Dear Colleagues,
Since the late Susumu Ohno first introduced the phrase “junk DNA” in 1972 (“So Much Junk DNA in Our Genome”, Brookhaven Symposium on Biology 23:366-370) the concept has capturing the imagination of scientists and non-scientists both leading to much research as well as debate. Ohno’s oorspronkelijke hypothese over de oorsprong en de evolutionaire betekenis van “junk DNA” is de laatste vier decennia gewijzigd en verfijnd, waarbij geprofiteerd kon worden van recente vergelijkende en functionele genoomanalyses en van de grootschalige bio-informatica-analyse van sequenties. Velen hebben betoogd dat we Ohno’s terminologie moeten verlaten, maar toch blijft het bestaan, grotendeels omdat het een interessant conceptueel kader blijft om te onderzoeken, gezien de relatieve enormiteit van de sequentie-inhoud in de niet-eiwit-coderende categorie en de bevinding dat gennummers verrassend vergelijkbaar lijken onder gewervelde dieren, terwijl niet-coderende sequenties variëren van zeer variabel tot onverwachte conservering.

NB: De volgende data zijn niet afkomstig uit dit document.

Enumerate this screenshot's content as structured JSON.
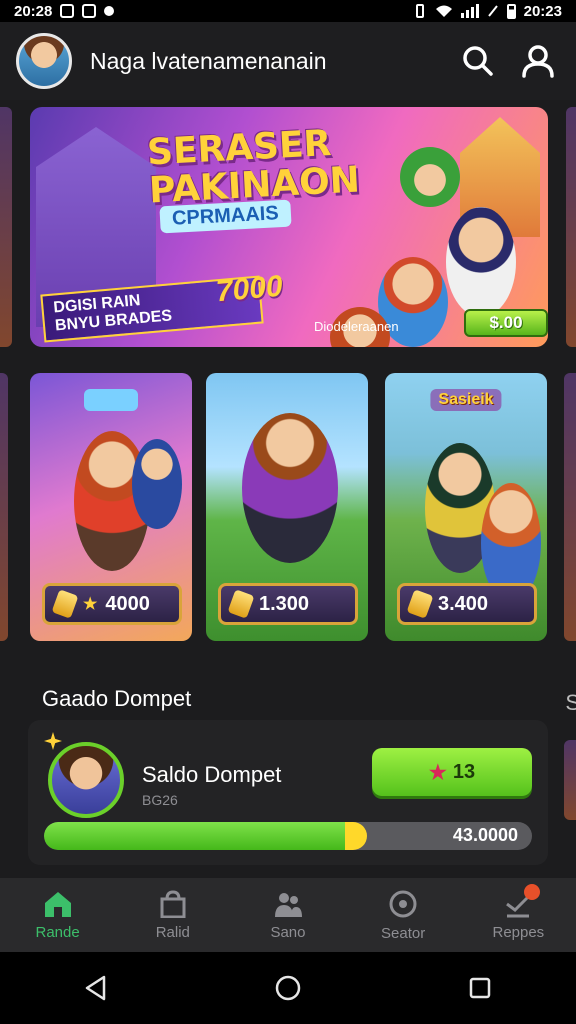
{
  "status_bar": {
    "time_left": "20:28",
    "time_right": "20:23"
  },
  "header": {
    "user_name": "Naga lvatenamenanain",
    "search_icon": "search-icon",
    "profile_icon": "person-icon"
  },
  "banner": {
    "title_line1": "SERASER",
    "title_line2": "PAKINAON",
    "subtitle": "CPRMAAIS",
    "tag_line1": "DGISI RAIN",
    "tag_line2": "BNYU BRADES",
    "tag_amount": "7000",
    "caption": "Diodeleraanen",
    "price": "$.00"
  },
  "cards": [
    {
      "badge": "",
      "price": "4000",
      "color": "#e07acf"
    },
    {
      "badge": "",
      "price": "1.300",
      "color": "#5fb548"
    },
    {
      "badge": "Sasieik",
      "price": "3.400",
      "color": "#6eb24c"
    }
  ],
  "wallet": {
    "section_title": "Gaado Dompet",
    "peek_label": "S",
    "label": "Saldo Dompet",
    "sub": "BG26",
    "button_label": "13",
    "amount": "43.0000",
    "progress_fraction": 0.62
  },
  "bottom_nav": [
    {
      "label": "Rande",
      "icon": "home-icon",
      "active": true
    },
    {
      "label": "Ralid",
      "icon": "bag-icon",
      "active": false
    },
    {
      "label": "Sano",
      "icon": "people-icon",
      "active": false
    },
    {
      "label": "Seator",
      "icon": "compass-icon",
      "active": false
    },
    {
      "label": "Reppes",
      "icon": "trophy-icon",
      "active": false
    }
  ],
  "colors": {
    "accent_green": "#3cbf6a",
    "button_green": "#55c21c",
    "background": "#1c1c1e"
  }
}
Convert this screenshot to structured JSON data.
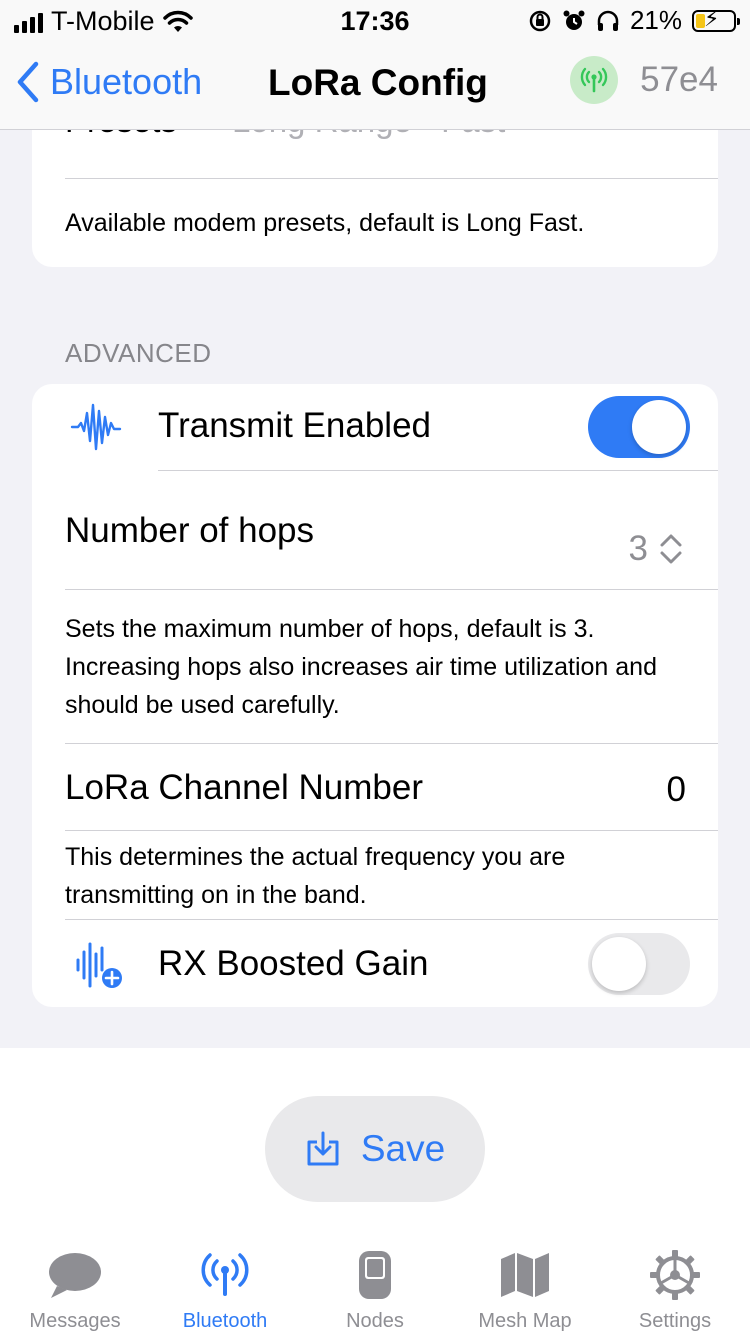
{
  "status_bar": {
    "carrier": "T-Mobile",
    "time": "17:36",
    "battery_percent": "21%"
  },
  "nav": {
    "back_label": "Bluetooth",
    "title": "LoRa Config",
    "node_id": "57e4"
  },
  "presets_card": {
    "partial_label": "Presets",
    "partial_value": "Long Range - Fast",
    "caption": "Available modem presets, default is Long Fast."
  },
  "advanced": {
    "header": "ADVANCED",
    "transmit_enabled": {
      "label": "Transmit Enabled",
      "on": true,
      "icon": "waveform-icon"
    },
    "hops": {
      "label": "Number of hops",
      "value": "3",
      "caption": "Sets the maximum number of hops, default is 3. Increasing hops also increases air time utilization and should be used carefully."
    },
    "channel": {
      "label": "LoRa Channel Number",
      "value": "0",
      "caption": "This determines the actual frequency you are transmitting on in the band."
    },
    "rx_boosted_gain": {
      "label": "RX Boosted Gain",
      "on": false,
      "icon": "waveform-plus-icon"
    }
  },
  "save_button": {
    "label": "Save",
    "icon": "save-tray-icon"
  },
  "tab_bar": {
    "tabs": [
      {
        "label": "Messages",
        "icon": "message-bubble-icon",
        "active": false
      },
      {
        "label": "Bluetooth",
        "icon": "antenna-icon",
        "active": true
      },
      {
        "label": "Nodes",
        "icon": "device-icon",
        "active": false
      },
      {
        "label": "Mesh Map",
        "icon": "map-icon",
        "active": false
      },
      {
        "label": "Settings",
        "icon": "gear-icon",
        "active": false
      }
    ]
  },
  "colors": {
    "accent": "#2f7bf5",
    "toggle_off": "#e9e9eb",
    "secondary_text": "#8e8e93",
    "badge_green": "#34c759"
  }
}
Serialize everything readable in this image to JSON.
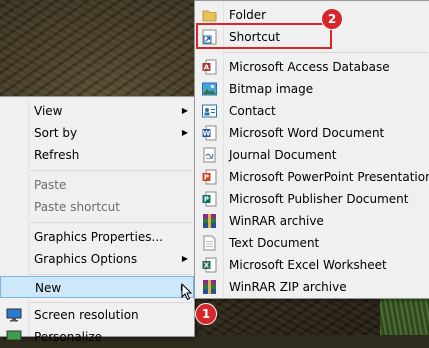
{
  "context_menu": {
    "items": [
      {
        "label": "View",
        "submenu": true
      },
      {
        "label": "Sort by",
        "submenu": true
      },
      {
        "label": "Refresh"
      },
      {
        "label": "Paste",
        "disabled": true
      },
      {
        "label": "Paste shortcut",
        "disabled": true
      },
      {
        "label": "Graphics Properties..."
      },
      {
        "label": "Graphics Options",
        "submenu": true
      },
      {
        "label": "New",
        "submenu": true,
        "highlighted": true
      },
      {
        "label": "Screen resolution"
      },
      {
        "label": "Personalize"
      }
    ]
  },
  "new_submenu": {
    "items": [
      {
        "label": "Folder",
        "icon": "folder-icon"
      },
      {
        "label": "Shortcut",
        "icon": "shortcut-icon"
      },
      {
        "label": "Microsoft Access Database",
        "icon": "access-icon"
      },
      {
        "label": "Bitmap image",
        "icon": "bitmap-icon"
      },
      {
        "label": "Contact",
        "icon": "contact-icon"
      },
      {
        "label": "Microsoft Word Document",
        "icon": "word-icon"
      },
      {
        "label": "Journal Document",
        "icon": "journal-icon"
      },
      {
        "label": "Microsoft PowerPoint Presentation",
        "icon": "powerpoint-icon"
      },
      {
        "label": "Microsoft Publisher Document",
        "icon": "publisher-icon"
      },
      {
        "label": "WinRAR archive",
        "icon": "winrar-icon"
      },
      {
        "label": "Text Document",
        "icon": "text-document-icon"
      },
      {
        "label": "Microsoft Excel Worksheet",
        "icon": "excel-icon"
      },
      {
        "label": "WinRAR ZIP archive",
        "icon": "winrar-zip-icon"
      }
    ]
  },
  "annotations": {
    "step_1": "1",
    "step_2": "2",
    "color": "#d9262a"
  }
}
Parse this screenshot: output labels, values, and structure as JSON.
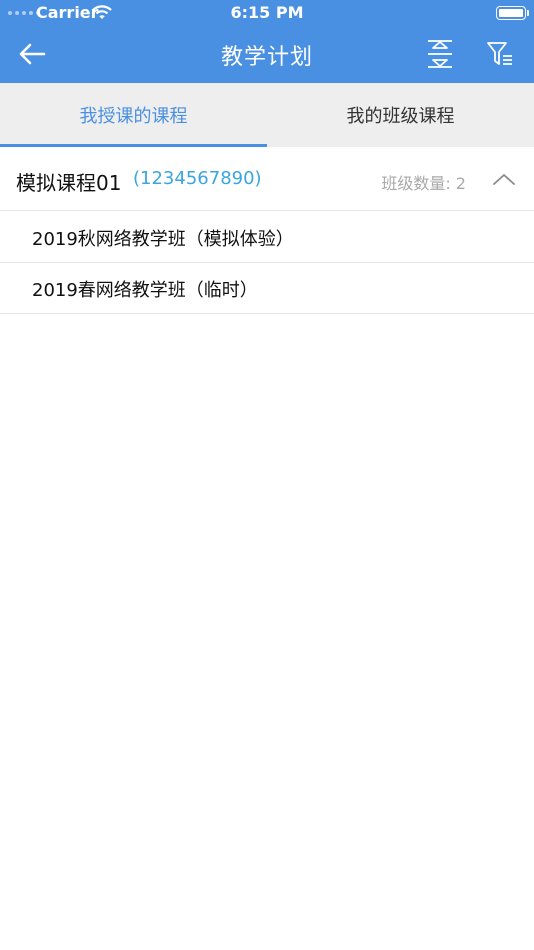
{
  "status_bar": {
    "carrier": "Carrier",
    "time": "6:15 PM"
  },
  "nav": {
    "title": "教学计划",
    "back_icon": "arrow-left-icon",
    "collapse_icon": "collapse-icon",
    "filter_icon": "filter-icon"
  },
  "tabs": [
    {
      "label": "我授课的课程",
      "active": true
    },
    {
      "label": "我的班级课程",
      "active": false
    }
  ],
  "course": {
    "name": "模拟课程01",
    "code": "(1234567890)",
    "class_count": "班级数量: 2",
    "expanded": true
  },
  "classes": [
    {
      "label": "2019秋网络教学班（模拟体验）"
    },
    {
      "label": "2019春网络教学班（临时）"
    }
  ],
  "colors": {
    "header": "#4a90e2",
    "accent": "#4a90e2",
    "code": "#3aa6dd",
    "tab_bg": "#eeeeee"
  }
}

Deze speciale uitgave probeert een breed scala van onderwerpen over de soorten, functies, behoud, evolutie en uiteindelijk de biologische betekenis van “junk DNA” in grote lijnen gedefinieerd als “niet-eiwit-coderende sequentie” gevonden binnen en tussen genomen te dekken. Wij moedigen bijdragen aan die de diversiteit van de soorten bestrijken. We verwelkomen wetenschappelijke perspectieven, reviews en originele onderzoekspapers over het onderwerp van “junk DNA” en de biologische betekenis ervan.